My wife keeps me on track—my work tends to spill into the hall, den, and dining rooms. Most of my work, however, takes place in a two-table, eleven foot ceilinged rectangle with three north-facing windows. From there, I see two large oaks beyond a deep porch. Lighting a candle or incense has become a ritual, a way to let the room and my mind get ready.
I work in spurts. Depending on the size of the pieces, I might have four to twelve works in progress at a time. Recently, I’ve developed a love for spray paint (outdoor work) and markers, though gouache and textiles often find their way into the mix - graphite pencils too. My materials are always timeworn—old ledgers, field books, tablecloths, maps, band t-shirts, and the like. My tools include a very large compass, long rulers, and audio books.
I work until around 5:00, when my wife comes home. Sometimes I return to the studio if a deadline is pressing, but otherwise, I try to spend that time with her.
Tell us about your current projects involving maps and field books, and the themes driving your work.

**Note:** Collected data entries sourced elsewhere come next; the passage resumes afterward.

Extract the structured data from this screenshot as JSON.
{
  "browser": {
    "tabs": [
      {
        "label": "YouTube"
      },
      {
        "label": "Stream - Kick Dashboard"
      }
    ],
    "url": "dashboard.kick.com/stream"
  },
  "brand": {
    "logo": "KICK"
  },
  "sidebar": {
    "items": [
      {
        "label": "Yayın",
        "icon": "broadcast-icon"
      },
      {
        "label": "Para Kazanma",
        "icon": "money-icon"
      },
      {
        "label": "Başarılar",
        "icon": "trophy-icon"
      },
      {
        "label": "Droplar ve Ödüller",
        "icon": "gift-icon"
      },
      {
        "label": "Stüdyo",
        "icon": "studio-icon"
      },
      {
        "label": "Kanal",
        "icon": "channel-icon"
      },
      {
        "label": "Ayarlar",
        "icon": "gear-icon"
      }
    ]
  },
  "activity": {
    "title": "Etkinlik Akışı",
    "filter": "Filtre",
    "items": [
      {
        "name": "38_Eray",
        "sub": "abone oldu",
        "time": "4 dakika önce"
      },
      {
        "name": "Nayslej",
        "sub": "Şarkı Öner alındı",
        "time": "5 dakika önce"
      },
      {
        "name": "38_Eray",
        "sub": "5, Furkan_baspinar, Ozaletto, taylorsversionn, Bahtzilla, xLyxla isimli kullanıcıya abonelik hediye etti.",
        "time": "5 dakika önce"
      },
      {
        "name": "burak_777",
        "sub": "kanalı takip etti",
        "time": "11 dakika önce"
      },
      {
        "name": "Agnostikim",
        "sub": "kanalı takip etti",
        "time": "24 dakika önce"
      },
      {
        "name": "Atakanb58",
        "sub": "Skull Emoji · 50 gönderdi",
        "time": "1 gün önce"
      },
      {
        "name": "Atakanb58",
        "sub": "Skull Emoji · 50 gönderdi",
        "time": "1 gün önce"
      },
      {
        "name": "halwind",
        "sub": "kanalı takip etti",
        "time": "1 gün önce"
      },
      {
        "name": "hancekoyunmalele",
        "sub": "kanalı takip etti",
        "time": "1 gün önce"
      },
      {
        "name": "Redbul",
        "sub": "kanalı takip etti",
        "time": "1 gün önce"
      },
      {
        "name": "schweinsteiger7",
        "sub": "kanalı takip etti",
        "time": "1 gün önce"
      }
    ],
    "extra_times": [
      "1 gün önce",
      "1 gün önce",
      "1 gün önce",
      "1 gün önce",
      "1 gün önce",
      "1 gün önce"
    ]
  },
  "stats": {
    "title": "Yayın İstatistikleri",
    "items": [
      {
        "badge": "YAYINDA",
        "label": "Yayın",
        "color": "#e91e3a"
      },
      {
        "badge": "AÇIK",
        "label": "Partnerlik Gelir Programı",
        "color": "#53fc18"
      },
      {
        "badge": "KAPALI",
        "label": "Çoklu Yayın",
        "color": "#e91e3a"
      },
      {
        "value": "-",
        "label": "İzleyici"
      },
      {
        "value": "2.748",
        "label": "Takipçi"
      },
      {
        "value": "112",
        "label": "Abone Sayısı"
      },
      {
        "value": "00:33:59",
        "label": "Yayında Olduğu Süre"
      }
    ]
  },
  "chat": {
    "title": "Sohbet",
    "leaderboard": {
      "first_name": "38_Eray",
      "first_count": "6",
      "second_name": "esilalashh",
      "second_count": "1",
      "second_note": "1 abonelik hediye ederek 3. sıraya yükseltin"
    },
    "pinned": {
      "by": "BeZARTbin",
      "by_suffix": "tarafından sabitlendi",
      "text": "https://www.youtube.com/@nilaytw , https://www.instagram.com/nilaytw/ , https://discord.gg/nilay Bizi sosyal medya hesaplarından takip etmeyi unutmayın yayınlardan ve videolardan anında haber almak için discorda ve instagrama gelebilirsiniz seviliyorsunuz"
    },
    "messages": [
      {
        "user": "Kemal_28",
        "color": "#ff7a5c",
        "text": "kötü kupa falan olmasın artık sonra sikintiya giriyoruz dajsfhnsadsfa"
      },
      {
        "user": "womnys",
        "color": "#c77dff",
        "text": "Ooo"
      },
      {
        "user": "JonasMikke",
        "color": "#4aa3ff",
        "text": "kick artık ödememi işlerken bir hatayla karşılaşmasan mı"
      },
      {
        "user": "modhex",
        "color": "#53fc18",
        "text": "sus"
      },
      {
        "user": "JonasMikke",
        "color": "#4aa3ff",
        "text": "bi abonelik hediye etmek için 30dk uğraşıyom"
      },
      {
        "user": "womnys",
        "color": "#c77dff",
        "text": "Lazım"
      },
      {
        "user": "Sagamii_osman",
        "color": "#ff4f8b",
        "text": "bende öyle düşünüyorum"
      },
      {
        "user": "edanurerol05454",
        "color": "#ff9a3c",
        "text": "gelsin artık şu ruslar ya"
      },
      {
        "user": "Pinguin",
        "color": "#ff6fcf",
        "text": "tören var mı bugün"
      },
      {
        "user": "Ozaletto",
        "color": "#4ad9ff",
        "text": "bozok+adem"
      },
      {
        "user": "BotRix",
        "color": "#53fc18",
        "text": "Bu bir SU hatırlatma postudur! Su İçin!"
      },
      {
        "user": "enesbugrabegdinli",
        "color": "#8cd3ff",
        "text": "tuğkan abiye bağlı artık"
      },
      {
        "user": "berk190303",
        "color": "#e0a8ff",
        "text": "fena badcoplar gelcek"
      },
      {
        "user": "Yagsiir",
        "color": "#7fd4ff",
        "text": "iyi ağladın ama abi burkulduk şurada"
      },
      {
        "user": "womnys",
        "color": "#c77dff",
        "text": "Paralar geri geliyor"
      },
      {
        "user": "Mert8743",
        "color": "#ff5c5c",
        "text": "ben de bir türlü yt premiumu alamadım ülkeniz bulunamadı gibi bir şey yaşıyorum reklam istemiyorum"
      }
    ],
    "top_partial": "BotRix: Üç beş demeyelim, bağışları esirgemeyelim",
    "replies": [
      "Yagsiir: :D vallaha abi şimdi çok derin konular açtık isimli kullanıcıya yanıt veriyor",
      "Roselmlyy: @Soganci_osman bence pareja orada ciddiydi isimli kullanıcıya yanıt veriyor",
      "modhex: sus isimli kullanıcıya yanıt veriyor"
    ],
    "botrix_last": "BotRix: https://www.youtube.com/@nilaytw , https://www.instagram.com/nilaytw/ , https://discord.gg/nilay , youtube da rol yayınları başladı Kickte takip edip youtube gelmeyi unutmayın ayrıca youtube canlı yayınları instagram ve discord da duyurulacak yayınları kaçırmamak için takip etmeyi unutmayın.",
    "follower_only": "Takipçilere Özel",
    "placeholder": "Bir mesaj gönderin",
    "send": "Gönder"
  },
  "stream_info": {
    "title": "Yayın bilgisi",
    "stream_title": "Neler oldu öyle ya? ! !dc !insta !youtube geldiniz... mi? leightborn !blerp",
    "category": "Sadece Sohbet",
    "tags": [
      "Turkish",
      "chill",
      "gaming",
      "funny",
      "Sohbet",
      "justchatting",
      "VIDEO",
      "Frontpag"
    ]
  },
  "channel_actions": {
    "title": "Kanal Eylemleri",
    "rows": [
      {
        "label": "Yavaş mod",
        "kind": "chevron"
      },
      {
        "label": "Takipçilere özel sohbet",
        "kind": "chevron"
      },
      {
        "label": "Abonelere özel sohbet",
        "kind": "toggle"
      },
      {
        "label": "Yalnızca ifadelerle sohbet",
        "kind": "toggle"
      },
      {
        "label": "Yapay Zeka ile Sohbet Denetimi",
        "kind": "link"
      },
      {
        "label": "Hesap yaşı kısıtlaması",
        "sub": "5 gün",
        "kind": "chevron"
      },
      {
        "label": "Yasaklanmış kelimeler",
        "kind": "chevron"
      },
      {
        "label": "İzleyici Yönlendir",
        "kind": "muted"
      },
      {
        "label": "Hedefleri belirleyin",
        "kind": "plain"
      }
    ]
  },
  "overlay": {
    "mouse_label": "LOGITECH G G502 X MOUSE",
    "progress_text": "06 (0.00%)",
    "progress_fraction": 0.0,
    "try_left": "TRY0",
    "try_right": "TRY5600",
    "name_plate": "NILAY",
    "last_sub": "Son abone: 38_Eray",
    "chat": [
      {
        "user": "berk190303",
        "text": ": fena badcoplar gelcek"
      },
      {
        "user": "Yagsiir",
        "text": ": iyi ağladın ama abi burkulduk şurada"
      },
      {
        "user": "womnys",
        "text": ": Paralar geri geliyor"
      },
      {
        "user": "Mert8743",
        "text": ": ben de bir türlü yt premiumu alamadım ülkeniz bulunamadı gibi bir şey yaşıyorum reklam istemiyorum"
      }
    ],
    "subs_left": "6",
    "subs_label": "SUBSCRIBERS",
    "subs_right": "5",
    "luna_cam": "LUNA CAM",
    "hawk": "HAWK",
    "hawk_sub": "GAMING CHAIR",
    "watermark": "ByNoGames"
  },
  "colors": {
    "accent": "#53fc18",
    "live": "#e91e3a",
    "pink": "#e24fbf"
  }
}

I’m working on two parallel projects. One features 36×36” maps with geometric patterns, exploring structure, repetition, and line. The other focuses on 8×10” field maps, where gestural markings meet transparent stripes, reminiscent of stage lights pushing through fog. I start by spreading over 100 field books across a table, then move around with spray paint, letting the overlaps of the pages create unexpected blocks of color. Each piece builds on marks made by land surveyors from the 1940s through the 1990s, creating a dialogue between past and present gestures.
Memory, music, and the histories embedded in materials drive my work. Timeworn objects—field books, maps, and journals—carry traces of human activity that I respond to visually. Patterns, rhythm, and repetition translate musical ideas into geometric overlays and gestural marks. The tension between sacred and mundane, personal and communal, continues to guide my practice, producing pieces that feel like maps of memory, trauma, and beauty.
When viewers see your work on these marked surfaces, what emotions do you hope they experience?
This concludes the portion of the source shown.